2 thoughts on ““The wrong side of the river”: Expo ’88 and the Right to the City

  1. “In 1986, the government took on workers at the South East Queensland Electricity Board (SEQEB) in an attempt, mirroring Thatcher in the UK’s moves against mining unions, to break a powerful union.”

    The SEQEB dispute occurred in 1985 not 1986.

    The Queensland government’s primary purpose was to replace SEQEB linesmen with contract labour.

    The government achieved this objective by sacking 1002 linesmen and the cable joynters who support them. It was assisted by local ALP union officials calling off the dispute after pressure was applied by Bob Hawke, Bill Kelty and Simon Crean.
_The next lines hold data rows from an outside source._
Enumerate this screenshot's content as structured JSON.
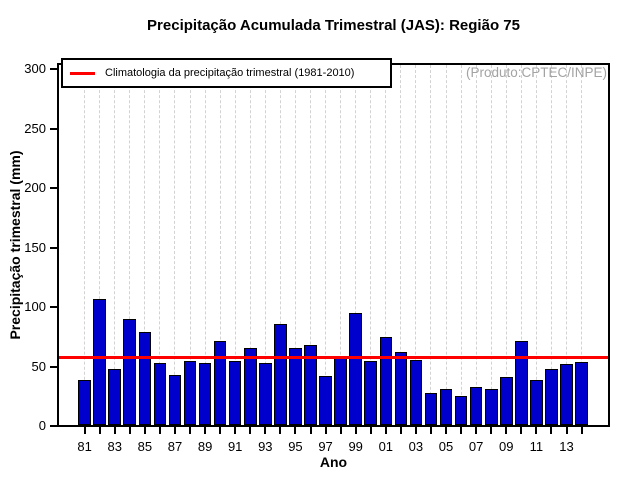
{
  "title": "Precipitação Acumulada Trimestral (JAS): Região 75",
  "watermark": "(Produto:CPTEC/INPE)",
  "legend": {
    "climatology_label": "Climatologia da precipitação trimestral (1981-2010)"
  },
  "axes": {
    "xlabel": "Ano",
    "ylabel": "Precipitação trimestral (mm)"
  },
  "chart_data": {
    "type": "bar",
    "title": "Precipitação Acumulada Trimestral (JAS): Região 75",
    "xlabel": "Ano",
    "ylabel": "Precipitação trimestral (mm)",
    "ylim": [
      0,
      300
    ],
    "yticks": [
      0,
      50,
      100,
      150,
      200,
      250,
      300
    ],
    "grid": "vertical-dashed",
    "legend_position": "top-left",
    "legend_label": "Climatologia da precipitação trimestral (1981-2010)",
    "annotation": "(Produto:CPTEC/INPE)",
    "years": [
      1981,
      1982,
      1983,
      1984,
      1985,
      1986,
      1987,
      1988,
      1989,
      1990,
      1991,
      1992,
      1993,
      1994,
      1995,
      1996,
      1997,
      1998,
      1999,
      2000,
      2001,
      2002,
      2003,
      2004,
      2005,
      2006,
      2007,
      2008,
      2009,
      2010,
      2011,
      2012,
      2013,
      2014
    ],
    "values": [
      38,
      106,
      47,
      89,
      78,
      52,
      42,
      54,
      52,
      71,
      54,
      65,
      52,
      85,
      65,
      67,
      41,
      56,
      94,
      54,
      74,
      61,
      55,
      27,
      30,
      24,
      32,
      30,
      40,
      71,
      38,
      47,
      51,
      53
    ],
    "xtick_labels_shown": [
      "81",
      "83",
      "85",
      "87",
      "89",
      "91",
      "93",
      "95",
      "97",
      "99",
      "01",
      "03",
      "05",
      "07",
      "09",
      "11",
      "13"
    ],
    "climatology_value": 57,
    "colors": {
      "bar": "#0000CD",
      "bar_border": "#000000",
      "climatology_line": "#FF0000",
      "grid": "#D2D2D2",
      "annotation": "#A3A3A3"
    }
  }
}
    The Hawke government did not want the ‘Incomes and Wages Accord’ between the Federal Labor government, big business and unions to be broken by a strike which threatened to go national when a blockade was enforced by Transport Workers.
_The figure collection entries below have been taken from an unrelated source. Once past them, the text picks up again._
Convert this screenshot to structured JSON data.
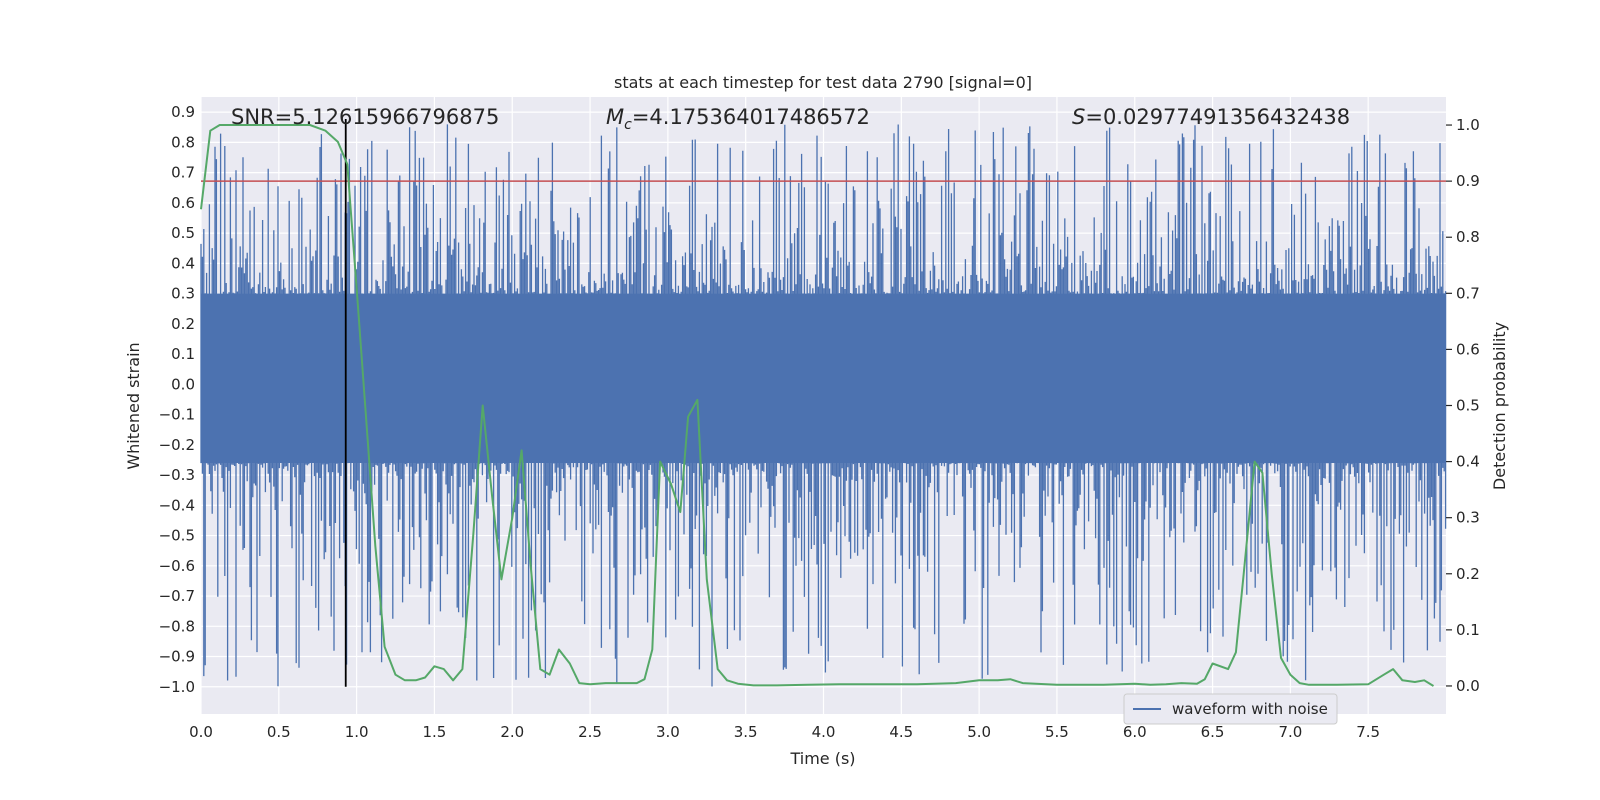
{
  "chart_data": {
    "type": "line",
    "title": "stats at each timestep for test data 2790 [signal=0]",
    "xlabel": "Time (s)",
    "ylabel_left": "Whitened strain",
    "ylabel_right": "Detection probability",
    "xlim": [
      0,
      8
    ],
    "ylim_left": [
      -1.09,
      0.95
    ],
    "ylim_right": [
      -0.05,
      1.05
    ],
    "x_ticks": [
      "0.0",
      "0.5",
      "1.0",
      "1.5",
      "2.0",
      "2.5",
      "3.0",
      "3.5",
      "4.0",
      "4.5",
      "5.0",
      "5.5",
      "6.0",
      "6.5",
      "7.0",
      "7.5"
    ],
    "y_ticks_left": [
      "0.9",
      "0.8",
      "0.7",
      "0.6",
      "0.5",
      "0.4",
      "0.3",
      "0.2",
      "0.1",
      "0.0",
      "−0.1",
      "−0.2",
      "−0.3",
      "−0.4",
      "−0.5",
      "−0.6",
      "−0.7",
      "−0.8",
      "−0.9",
      "−1.0"
    ],
    "y_ticks_right": [
      "1.0",
      "0.9",
      "0.8",
      "0.7",
      "0.6",
      "0.5",
      "0.4",
      "0.3",
      "0.2",
      "0.1",
      "0.0"
    ],
    "grid": true,
    "legend_position": "lower-right",
    "annotations": {
      "snr": "SNR=5.12615966796875",
      "mc": "=4.175364017486572",
      "s": "=0.02977491356432438"
    },
    "threshold": 0.9,
    "marker_time": 0.93,
    "marker_ymin": -1.0,
    "series": [
      {
        "name": "waveform with noise",
        "color": "#4c72b0",
        "axis": "left",
        "kind": "noisy-strain",
        "core_range": [
          -0.26,
          0.3
        ],
        "max_extent": [
          -1.0,
          0.86
        ]
      },
      {
        "color": "#55a868",
        "axis": "right",
        "x": [
          0.0,
          0.06,
          0.12,
          0.2,
          0.3,
          0.5,
          0.7,
          0.8,
          0.88,
          0.94,
          1.0,
          1.06,
          1.12,
          1.18,
          1.25,
          1.31,
          1.38,
          1.44,
          1.5,
          1.56,
          1.62,
          1.68,
          1.75,
          1.81,
          1.87,
          1.93,
          2.0,
          2.06,
          2.12,
          2.18,
          2.24,
          2.3,
          2.37,
          2.43,
          2.5,
          2.6,
          2.7,
          2.8,
          2.85,
          2.9,
          2.95,
          3.02,
          3.08,
          3.13,
          3.19,
          3.25,
          3.32,
          3.38,
          3.45,
          3.55,
          3.7,
          3.9,
          4.1,
          4.3,
          4.6,
          4.85,
          5.0,
          5.12,
          5.2,
          5.28,
          5.5,
          5.8,
          6.0,
          6.1,
          6.2,
          6.3,
          6.4,
          6.45,
          6.5,
          6.6,
          6.65,
          6.7,
          6.77,
          6.82,
          6.88,
          6.94,
          7.0,
          7.06,
          7.12,
          7.2,
          7.3,
          7.5,
          7.6,
          7.66,
          7.72,
          7.8,
          7.86,
          7.92
        ],
        "y": [
          0.85,
          0.99,
          1.0,
          1.0,
          1.0,
          1.0,
          1.0,
          0.99,
          0.97,
          0.93,
          0.71,
          0.48,
          0.25,
          0.07,
          0.02,
          0.01,
          0.01,
          0.015,
          0.035,
          0.03,
          0.01,
          0.03,
          0.27,
          0.5,
          0.34,
          0.19,
          0.3,
          0.42,
          0.21,
          0.03,
          0.02,
          0.065,
          0.04,
          0.005,
          0.003,
          0.005,
          0.005,
          0.005,
          0.012,
          0.065,
          0.4,
          0.36,
          0.31,
          0.48,
          0.51,
          0.19,
          0.03,
          0.01,
          0.004,
          0.001,
          0.001,
          0.002,
          0.003,
          0.003,
          0.003,
          0.005,
          0.01,
          0.01,
          0.012,
          0.005,
          0.002,
          0.002,
          0.004,
          0.002,
          0.003,
          0.005,
          0.004,
          0.012,
          0.04,
          0.03,
          0.06,
          0.2,
          0.4,
          0.38,
          0.2,
          0.05,
          0.02,
          0.005,
          0.002,
          0.002,
          0.002,
          0.003,
          0.02,
          0.03,
          0.01,
          0.007,
          0.01,
          0.0
        ]
      }
    ]
  }
}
    During the dispute, the Queensland government made a half-baked attempt to de-register the Electrical Trades Union which failed in the arbitration commission. It also tried to make pickets illegal under s5 of the Electricity Continuity of Supply Act. This attempt failed both on the ground and in the courts.

    When the Goss Labor government came to power it repealed the ‘Electricity Continuity of Supply Act’ but kept contract labor in the Electricity Industry. ETU membership is still strong and its officials still support the Labor Party despite Peter ‘Simmo’ Simpson having been expelled from the ALP for declaring that ‘Anna Bligh sold us out’ when Labor privatised public assets.

    ‘Simmo’ was returned to the fold after the Bligh government was booted out for selling the profitable part of Queensland Rail.

    It is important that we learn from our past mistakes. In order to do this we need to understand accurately what those mstakes were. In the case of the 1985 SEQEB dispute we need to know why was the dispute lost and how could it have been won.